Frodo has an extraordinary destiny. The continuation of the world like you know it, will depend on him. But your fate is no longer intertwined with his fate. Your husband and you have to follow another path, far away from here. 

The words repeated themselves, hour after hour, day after day, year after year. They were hidden in every thought crossing her mind, in every breath leaving her lips, in every glance she caught of her growing son. 

. . .

Drogo had loved his wife, more than anything else in Middle Earth. But somewhere in time, he had lost her. She was only a ghost of the woman she used to be, and the hope that she would find back the joy of life, had evaporated more than once. 

But never for good. Always there had been that spark of hope; hope there was still something left of the woman he had loved so much, but who had turned into a stranger along the way. It was during one of these hopeful days that she grabbed his hand. A rare brilliance was in her brown eyes, and immediately his love for her seeped back into his heart. 

"Let us make a boat trip," she said, pressing a kiss to his cheek. "You and me, just like the old days."

Hesitating, Drogo glanced through the window. They had just finished their meal; it would be dark soon. "Now?"

"Of course, my love. What can happen to us on the Brandywine? Nothing, right?" She laughed – for the first time in years, it seemed. 

Drogo squeezed her hand. He wanted nothing more than spending time with her. Maybe the fragments of their marriage could still be glued together. And if not –  maybe he would finally be able to discover what had changed her so much. 

Primrose's niece offered to look after Frodo, and with hands laced Drogo and Primrose strolled to the river, getting into the boat. Drogo felt delighted, surprised by the sudden change of his wife's behavior. As he rowed to the middle of the river, he told her about the party his third cousin would celebrate within three days and he described the cakes he planned to bake. 

The more distance they covered, the quieter Primrose became. A nasty feeling flared up in his chest, and suddenly it was hard to breathe. Was this his fault? Was he doing something wrong? He let go of the paddles and looked his wife in the eye. 

"Please tell me what's weighing so heavy on your heart, my dear."

She bent over, covering her delicate face with her hands. "It's our son, Drogo." She started to sob. 

Drogo didn't understand a thing. What about their son? Frodo was a good boy, he wouldn't hurt a fly. Why would she worry about him? 

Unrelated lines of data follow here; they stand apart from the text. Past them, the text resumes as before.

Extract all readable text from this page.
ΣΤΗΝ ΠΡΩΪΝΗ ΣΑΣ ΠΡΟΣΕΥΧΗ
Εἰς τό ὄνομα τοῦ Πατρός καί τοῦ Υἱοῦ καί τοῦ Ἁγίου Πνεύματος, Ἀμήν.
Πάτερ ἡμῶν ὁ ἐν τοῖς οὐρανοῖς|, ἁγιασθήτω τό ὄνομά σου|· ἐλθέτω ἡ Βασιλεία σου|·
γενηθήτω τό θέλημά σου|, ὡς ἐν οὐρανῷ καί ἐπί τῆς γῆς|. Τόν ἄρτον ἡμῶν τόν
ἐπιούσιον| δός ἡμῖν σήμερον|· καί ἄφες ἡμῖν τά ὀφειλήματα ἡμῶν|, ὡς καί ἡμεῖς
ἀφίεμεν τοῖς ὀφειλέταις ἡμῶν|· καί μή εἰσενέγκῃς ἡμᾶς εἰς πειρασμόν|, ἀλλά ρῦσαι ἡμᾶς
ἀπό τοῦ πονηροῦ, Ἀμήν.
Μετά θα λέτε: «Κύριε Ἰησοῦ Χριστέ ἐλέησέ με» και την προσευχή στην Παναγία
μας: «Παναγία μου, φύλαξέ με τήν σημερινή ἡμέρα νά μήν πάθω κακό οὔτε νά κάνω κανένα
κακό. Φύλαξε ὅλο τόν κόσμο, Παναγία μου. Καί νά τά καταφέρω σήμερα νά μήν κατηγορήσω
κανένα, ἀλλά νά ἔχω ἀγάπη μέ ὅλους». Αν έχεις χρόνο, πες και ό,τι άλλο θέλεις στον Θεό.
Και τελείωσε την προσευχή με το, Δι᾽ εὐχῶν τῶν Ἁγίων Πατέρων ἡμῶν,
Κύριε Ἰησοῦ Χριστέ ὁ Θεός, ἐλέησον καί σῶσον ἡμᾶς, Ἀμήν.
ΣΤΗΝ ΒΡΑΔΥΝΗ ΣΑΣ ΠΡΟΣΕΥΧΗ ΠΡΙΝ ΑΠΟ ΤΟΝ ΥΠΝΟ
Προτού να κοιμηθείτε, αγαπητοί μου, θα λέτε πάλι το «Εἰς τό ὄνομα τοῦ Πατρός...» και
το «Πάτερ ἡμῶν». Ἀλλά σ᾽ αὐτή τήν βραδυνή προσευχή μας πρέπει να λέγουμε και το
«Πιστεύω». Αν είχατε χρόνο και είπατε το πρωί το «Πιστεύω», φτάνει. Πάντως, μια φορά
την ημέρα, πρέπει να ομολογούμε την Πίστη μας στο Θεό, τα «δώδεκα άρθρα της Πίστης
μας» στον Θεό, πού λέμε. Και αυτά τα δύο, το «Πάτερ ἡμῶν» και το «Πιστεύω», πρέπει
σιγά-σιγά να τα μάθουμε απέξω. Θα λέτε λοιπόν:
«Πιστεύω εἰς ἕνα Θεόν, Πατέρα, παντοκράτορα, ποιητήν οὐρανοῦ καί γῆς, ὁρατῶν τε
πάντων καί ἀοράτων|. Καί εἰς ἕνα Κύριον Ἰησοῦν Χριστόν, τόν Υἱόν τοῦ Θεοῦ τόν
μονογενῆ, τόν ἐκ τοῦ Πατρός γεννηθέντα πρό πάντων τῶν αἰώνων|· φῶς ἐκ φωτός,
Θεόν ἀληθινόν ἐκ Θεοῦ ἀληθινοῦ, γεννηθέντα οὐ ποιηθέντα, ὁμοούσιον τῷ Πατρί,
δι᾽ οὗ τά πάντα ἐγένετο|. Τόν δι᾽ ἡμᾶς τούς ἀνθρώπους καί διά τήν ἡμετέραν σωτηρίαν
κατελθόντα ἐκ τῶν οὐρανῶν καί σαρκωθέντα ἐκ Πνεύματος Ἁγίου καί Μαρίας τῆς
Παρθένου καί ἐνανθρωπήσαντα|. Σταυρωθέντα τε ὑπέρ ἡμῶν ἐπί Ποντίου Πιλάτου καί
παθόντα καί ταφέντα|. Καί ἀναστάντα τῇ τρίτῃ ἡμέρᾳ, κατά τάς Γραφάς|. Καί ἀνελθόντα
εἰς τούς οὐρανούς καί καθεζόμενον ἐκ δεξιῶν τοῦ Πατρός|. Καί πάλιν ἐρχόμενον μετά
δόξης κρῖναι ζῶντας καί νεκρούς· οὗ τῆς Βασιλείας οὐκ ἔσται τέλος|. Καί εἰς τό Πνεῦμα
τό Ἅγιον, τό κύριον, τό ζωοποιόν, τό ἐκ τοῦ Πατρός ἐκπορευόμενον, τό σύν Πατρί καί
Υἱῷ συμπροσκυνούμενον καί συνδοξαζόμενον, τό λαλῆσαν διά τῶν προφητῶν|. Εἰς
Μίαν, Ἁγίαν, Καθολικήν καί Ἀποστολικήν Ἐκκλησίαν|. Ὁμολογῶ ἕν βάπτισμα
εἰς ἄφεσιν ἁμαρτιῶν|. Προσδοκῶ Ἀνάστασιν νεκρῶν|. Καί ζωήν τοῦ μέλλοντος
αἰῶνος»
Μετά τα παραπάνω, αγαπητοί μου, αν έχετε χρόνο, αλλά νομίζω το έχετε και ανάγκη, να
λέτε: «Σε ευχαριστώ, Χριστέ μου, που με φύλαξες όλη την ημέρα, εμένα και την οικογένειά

"It's all right, my love." Wobbly, he stood up. He wanted to sit down next to her to comfort her, but suddenly she got up and pushed him backwards. Drogo fell overboard. 

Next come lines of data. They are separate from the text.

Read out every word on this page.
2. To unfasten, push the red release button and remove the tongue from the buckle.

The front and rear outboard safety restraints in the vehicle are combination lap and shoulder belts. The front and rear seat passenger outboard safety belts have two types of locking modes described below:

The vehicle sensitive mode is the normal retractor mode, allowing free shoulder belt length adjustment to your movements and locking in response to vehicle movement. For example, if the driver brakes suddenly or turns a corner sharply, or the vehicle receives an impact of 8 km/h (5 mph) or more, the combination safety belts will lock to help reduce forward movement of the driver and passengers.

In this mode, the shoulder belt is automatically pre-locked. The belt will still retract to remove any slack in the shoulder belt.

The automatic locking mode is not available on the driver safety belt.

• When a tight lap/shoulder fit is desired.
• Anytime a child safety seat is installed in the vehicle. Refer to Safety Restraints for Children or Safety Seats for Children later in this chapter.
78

Suddenly, the water was everywhere around him. He was lashing out, trying to grasp something. His groping fingers found something soft and wet. It was his wife. She wrapped her arms around him. 

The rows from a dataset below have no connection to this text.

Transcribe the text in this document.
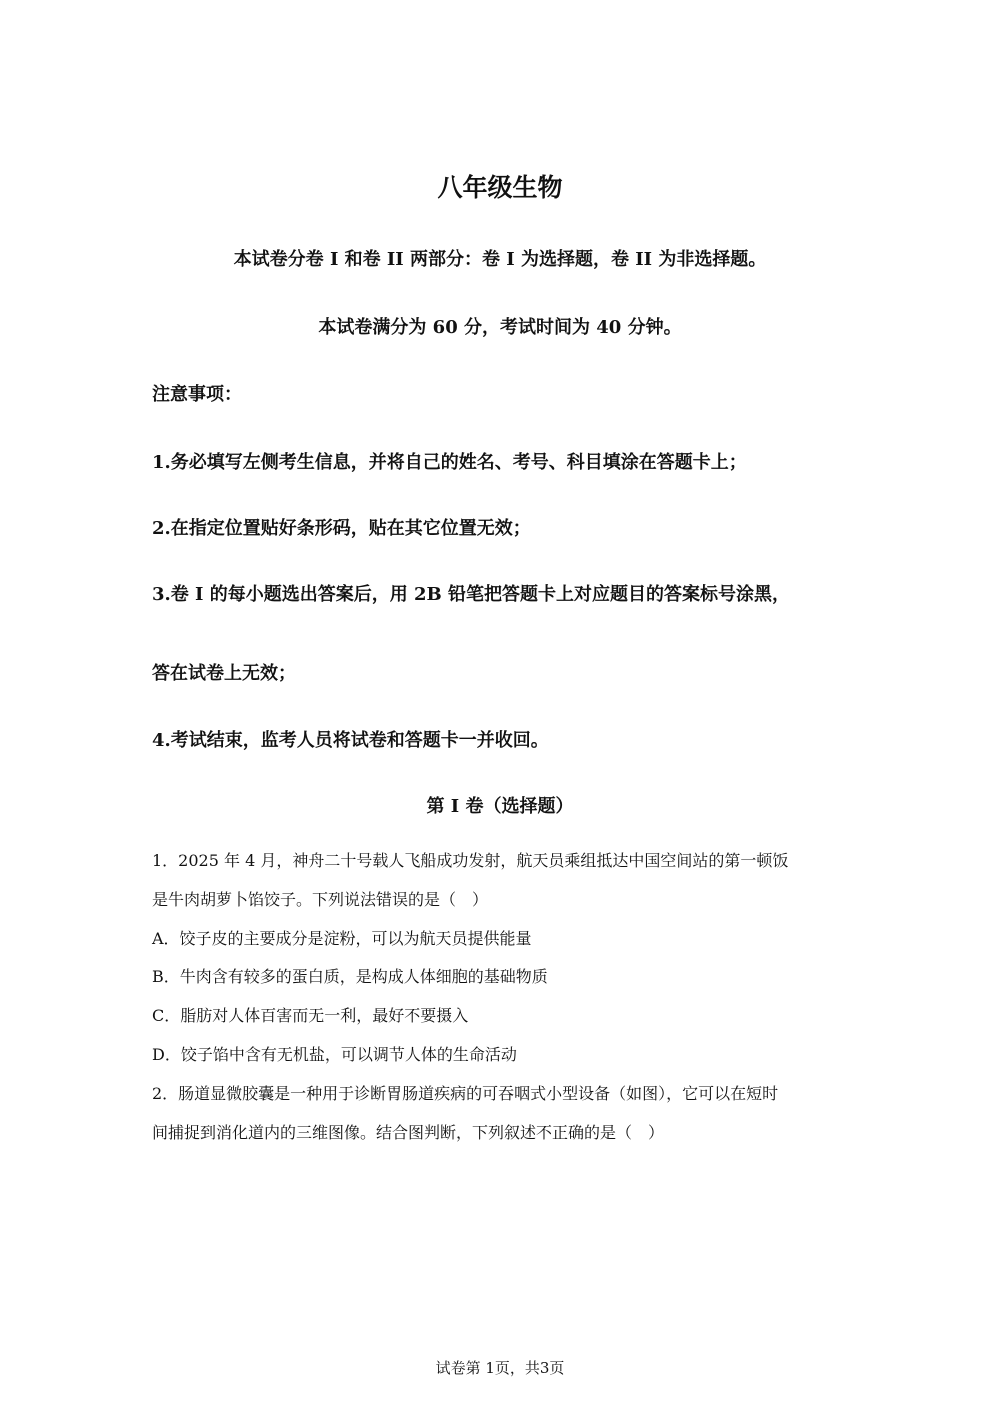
八年级生物
本试卷分卷 I 和卷 II 两部分：卷 I 为选择题，卷 II 为非选择题。
本试卷满分为 60 分，考试时间为 40 分钟。
注意事项：
1.务必填写左侧考生信息，并将自己的姓名、考号、科目填涂在答题卡上；
2.在指定位置贴好条形码，贴在其它位置无效；
3.卷 I 的每小题选出答案后，用 2B 铅笔把答题卡上对应题目的答案标号涂黑，
答在试卷上无效；
4.考试结束，监考人员将试卷和答题卡一并收回。
第 I 卷（选择题）
1．2025 年 4 月，神舟二十号载人飞船成功发射，航天员乘组抵达中国空间站的第一顿饭
是牛肉胡萝卜馅饺子。下列说法错误的是（　）
A．饺子皮的主要成分是淀粉，可以为航天员提供能量
B．牛肉含有较多的蛋白质，是构成人体细胞的基础物质
C．脂肪对人体百害而无一利，最好不要摄入
D．饺子馅中含有无机盐，可以调节人体的生命活动
2．肠道显微胶囊是一种用于诊断胃肠道疾病的可吞咽式小型设备（如图），它可以在短时
间捕捉到消化道内的三维图像。结合图判断，下列叙述不正确的是（　）
试卷第 1页，共3页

"I'm sorry, my sweet Drogo," she whispered, crying. "But there's no place for us in Frodo's story. It's someone else who will guide him through life. If we remain a part of his life... he will never become the man he is destined to be."

Primrose's embrace was suffocating. Because of her extra weight, they soon disappeared under water; neither of them could swim. They sank deeper and deeper. Drogo was squirming, fighting to reach the surface, but the arms of his wife around him were like an unbreakable chain and the darkness surrounding them became darker; ever thicker, ever more definitive.